Castries, le nouveau ministre de la marine est issu de l'armée de terre, mais s'est révélé un des rares bon chefs de la guerre de Sept Ans. Outre des nouveaux commandants, il impose des choix stratégiques qui manquaient à son prédécesseur. La répartition des vaisseaux ne change guère, mais montre qu'il ne croit pas à une victoire en Europe. De Grasse (suivi un peu plus tard par La Motte-Picquet) doit partir avec une grande escadre (20 vaisseaux) dans les Antilles où se porte toujours l’essentiel de l’effort de guerre français, sachant que pour faire des économies, Louis XVI a décidé de ne pas renforcer les 6 000 hommes de Rochambeau retranchés à Newport. Guichen, avec une escadre conséquente (12 vaisseaux) doit aller prêter main-forte à la flotte espagnole devant Gibraltar, et Suffren, avec une division, doit porter des renforts à la colonie néerlandaise du Cap (Afrique du Sud), désormais menacée par la Royal Navy.
Le marquis de Castries a retiré 8 vaisseaux du théâtre européen pour les redistribuer outre-mer, ce qui donne un quasi-équilibre entre les forces françaises et anglaises hors d'Europe.

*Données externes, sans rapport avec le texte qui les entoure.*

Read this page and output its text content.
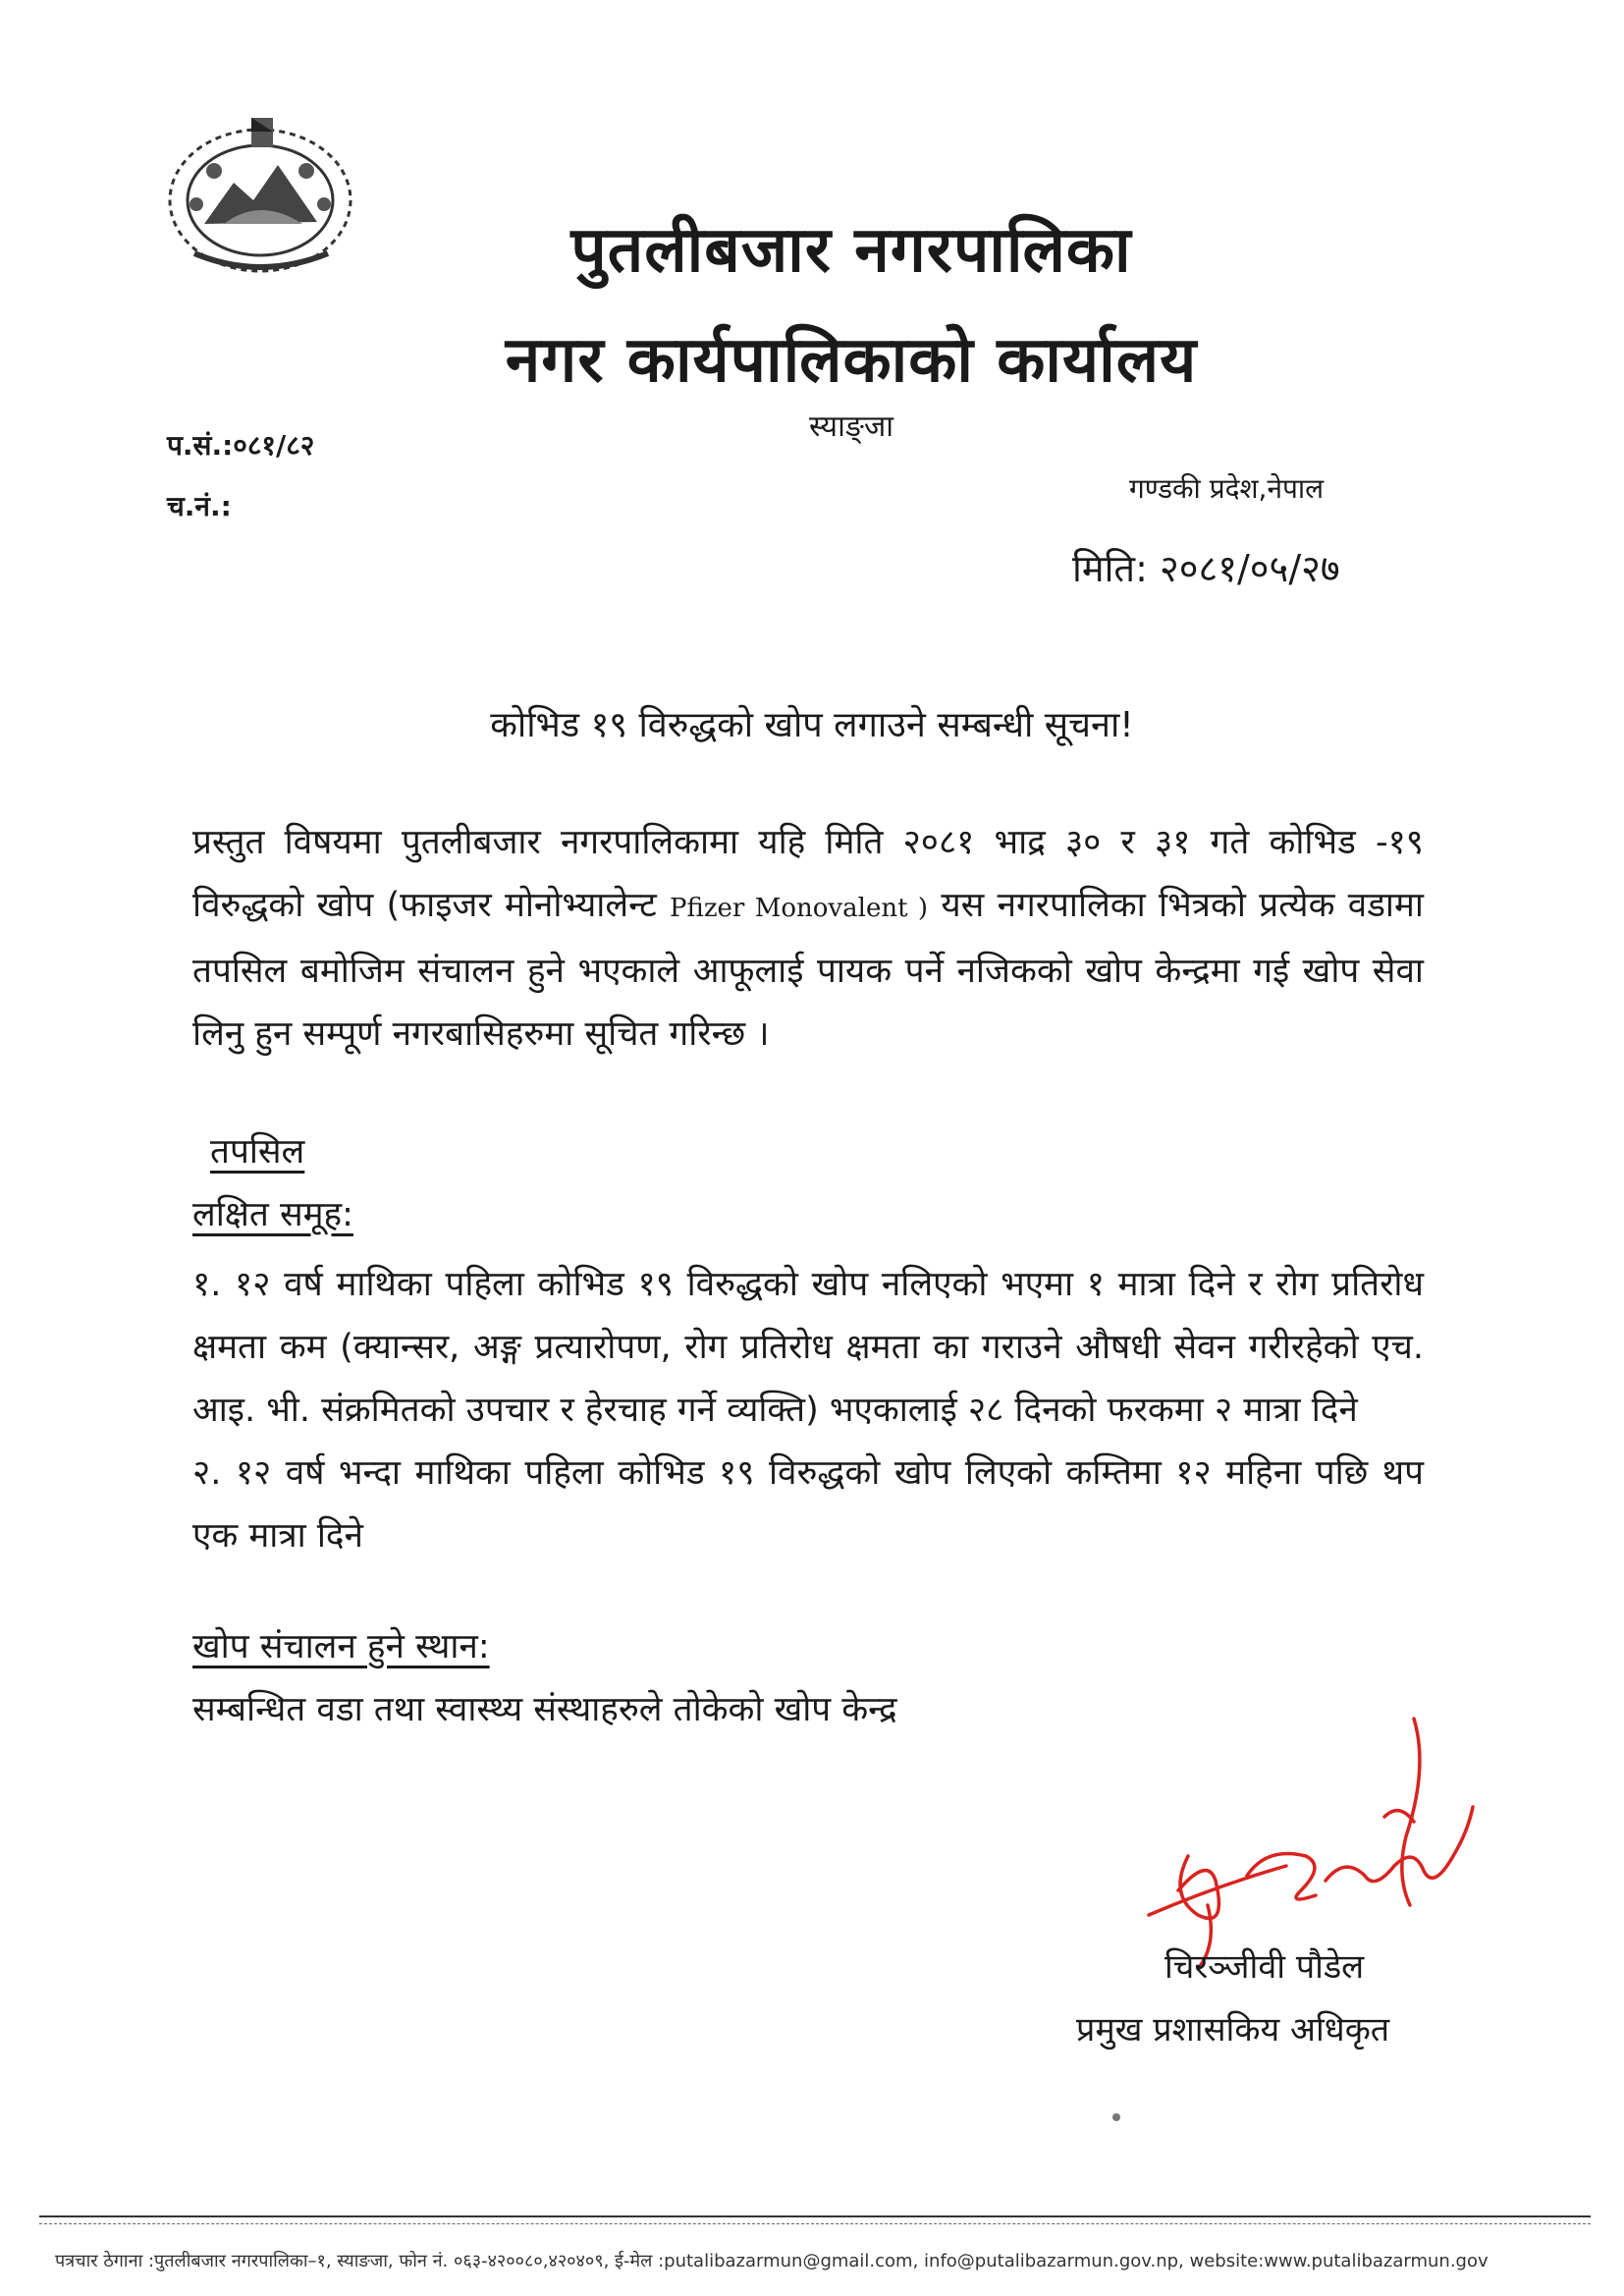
पुतलीबजार नगरपालिका
नगर कार्यपालिकाको कार्यालय
स्याङ्जा
प.सं.:०८१/८२
च.नं.:
गण्डकी प्रदेश,नेपाल
मिति: २०८१/०५/२७
कोभिड १९ विरुद्धको खोप लगाउने सम्बन्धी सूचना!
प्रस्तुत विषयमा पुतलीबजार नगरपालिकामा यहि मिति २०८१ भाद्र ३० र ३१ गते कोभिड -१९ विरुद्धको खोप (फाइजर मोनोभ्यालेन्ट Pfizer Monovalent ) यस नगरपालिका भित्रको प्रत्येक वडामा तपसिल बमोजिम संचालन हुने भएकाले आफूलाई पायक पर्ने नजिकको खोप केन्द्रमा गई खोप सेवा लिनु हुन सम्पूर्ण नगरबासिहरुमा सूचित गरिन्छ ।
तपसिल
लक्षित समूह:

१. १२ वर्ष माथिका पहिला कोभिड १९ विरुद्धको खोप नलिएको भएमा १ मात्रा दिने र रोग प्रतिरोध क्षमता कम (क्यान्सर, अङ्ग प्रत्यारोपण, रोग प्रतिरोध क्षमता का गराउने औषधी सेवन गरीरहेको एच. आइ. भी. संक्रमितको उपचार र हेरचाह गर्ने व्यक्ति) भएकालाई २८ दिनको फरकमा २ मात्रा दिने

२. १२ वर्ष भन्दा माथिका पहिला कोभिड १९ विरुद्धको खोप लिएको कम्तिमा १२ महिना पछि थप एक मात्रा दिने

खोप संचालन हुने स्थान:
सम्बन्धित वडा तथा स्वास्थ्य संस्थाहरुले तोकेको खोप केन्द्र
चिरञ्जीवी पौडेल
प्रमुख प्रशासकिय अधिकृत
पत्रचार ठेगाना :पुतलीबजार नगरपालिका–१, स्याङजा, फोन नं. ०६३-४२००८०,४२०४०९, ई-मेल :putalibazarmun@gmail.com, info@putalibazarmun.gov.np, website:www.putalibazarmun.gov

Même si on laisse 12 vaisseaux dans l'Atlantique, il est clair qu'on a renoncé aux projets d'invasion de l'Angleterre. Pour la première fois au XVIIIe siècle, le théâtre d'opération décisif est hors d'Europe, preuve de l'importance prise par les colonies[133].
Le ministre de la marine, conscient de l’importance de ces armements décide de se rendre à Brest, décision exceptionnelle et fortement symbolique de son engagement personnel dans le suivi des opérations. Castries arrive le 13 mars et rencontre le comte d’Hector, commandant de la base, ainsi que le comte de Grasse et tous les officiers des escadres en partance. Il déjeune à bord du Ville de Paris, le navire amiral de Grasse, et assiste à plusieurs exercices dans la rade[135]. La nouvelle de l'armement de l'escadre anglaise à destination du Cap venant d'arriver, de Castrie décide alors de renforcer les forces de Suffren avec un vaisseau[136].
Suffren prend le commandement d'un nouveau 74 canons, le Héros, un navire neuf (1778), doublé de cuivre et réputé bon marcheur. Cette belle unité se retrouve placée à la tête de 4 autres vaisseaux, l’Annibal (74), le Vengeur (64), le Sphinx (64) et l’Artésien (64) que le ministre vient de joindre à la division. Celle-ci est complétée d'une corvette, la Fortune (16), et doit escorter 8 transports embarquant un millier de soldats[137]. L’analyse de cette petite division montre clairement que le théâtre d’opération indien est secondaire, mais aussi qu’à Brest on a atteint les limites du possible en matière de mobilisation navale. Avec deux 74 canons, trois Vaisseau de 64 canons et aucune frégate, la puissance de feu n’est pas très élevée, même si tous les vaisseaux sont doublés de cuivre, sauf un, l’Annibal, alors-même que ce « 74 » est lui aussi récent (1779). Le Vengeur (64 canons), déjà ancien (1757) a certes été modernisé avec un doublage de cuivre, mais la coque fait de l’eau et sa mâture est en mauvais état. Suffren bataille auprès des bureaux brestois pour obtenir plus de matériel en supplément, mais sans succès. Le bailli se plaint aussi vivement de l’insuffisante dotation de sa division en bâtiments légers : on ne lui a pas donné de frégate, mais une simple corvette, la Fortune, qui est en mauvais état et marche mal[138].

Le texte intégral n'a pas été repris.